Keeping Descriptions Fresh
Product descriptions aren’t a one-time project — they need to evolve as your products, brand, and customers evolve. AI makes this ongoing maintenance much less burdensome. When you rebrand or update your tone of voice, you can re-run your catalogue through a batch prompt to refresh the descriptions to the new standard rather than rewriting everything from scratch. When a product gets new features or certifications, you can update the brief and regenerate the affected descriptions in minutes. This maintenance ease is one of the most underappreciated aspects of AI product description workflows — it’s not just the initial production that gets faster, it’s every update cycle afterward.
When to Hire a Copywriter Alongside AI
AI product descriptions work best for the bulk of a catalogue. For hero products that carry disproportionate revenue or feature in campaigns, a skilled human copywriter working from an AI-generated draft produces better outcomes than AI alone. Use AI to generate a strong first draft with all product details correctly structured, then brief a copywriter to elevate the hero descriptions. This hybrid approach gets the economics of AI production for the 90% of the catalogue that does not need premium copy, and genuine creative craft for the 10% that does.
Over time, this distinction sharpens naturally. As you see which products convert better and which descriptions your customers respond to, you learn where copy quality directly affects revenue and where functional accuracy is enough. That calibration is the most valuable output of the first few cycles of AI-assisted product description production.
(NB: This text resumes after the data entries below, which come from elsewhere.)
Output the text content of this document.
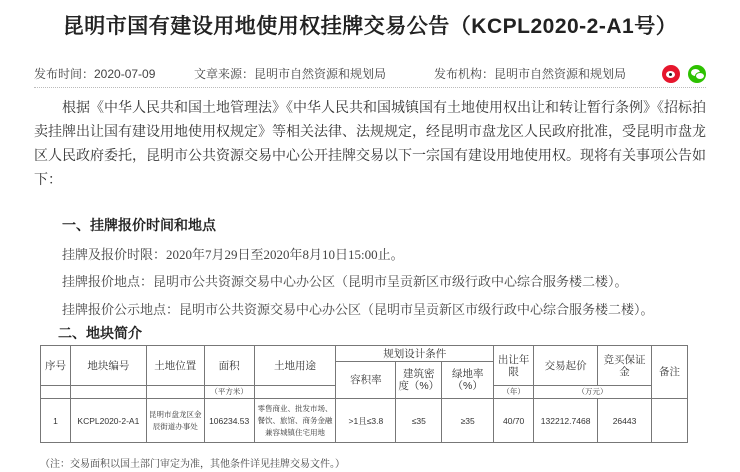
昆明市国有建设用地使用权挂牌交易公告（KCPL2020-2-A1号）
发布时间：2020-07-09	文章来源：昆明市自然资源和规划局	发布机构：昆明市自然资源和规划局

根据《中华人民共和国土地管理法》《中华人民共和国城镇国有土地使用权出让和转让暂行条例》《招标拍卖挂牌出让国有建设用地使用权规定》等相关法律、法规规定，经昆明市盘龙区人民政府批准，受昆明市盘龙区人民政府委托，昆明市公共资源交易中心公开挂牌交易以下一宗国有建设用地使用权。现将有关事项公告如下：

一、挂牌报价时间和地点
挂牌及报价时限：2020年7月29日至2020年8月10日15:00止。
挂牌报价地点：昆明市公共资源交易中心办公区（昆明市呈贡新区市级行政中心综合服务楼二楼）。
挂牌报价公示地点：昆明市公共资源交易中心办公区（昆明市呈贡新区市级行政中心综合服务楼二楼）。
二、地块简介
序号	地块编号	土地位置	面积	土地用途	规划设计条件			出让年限	交易起价	竞买保证金	备注
					容积率	建筑密度（%）	绿地率（%）				
			（平方米）					（年）	（万元）		
1	KCPL2020-2-A1	昆明市盘龙区金辰街道办事处	106234.53	零售商业、批发市场、餐饮、旅馆、商务金融兼容城镇住宅用地	>1且≤3.8	≤35	≥35	40/70	132212.7468	26443	
（注：交易面积以国土部门审定为准，其他条件详见挂牌交易文件。）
Tracking the ROI of Your AI Description Workflow
Once your AI product description workflow is running, track two metrics to validate the investment. First, time per description: measure how long descriptions take from brief to published under the AI workflow versus the manual baseline. For most businesses the AI workflow is 60 to 80 percent faster once the template is established. Second, conversion rate on updated descriptions versus the old ones: if you are updating an existing catalogue, track whether pages with AI-refreshed descriptions convert better or worse than the unchanged ones. This data tells you whether the quality tradeoff, if any, is worth the time saving. In most cases conversion holds steady or improves because the AI-refreshed descriptions are more structured, more benefit-focused, and better formatted for how customers actually read product pages.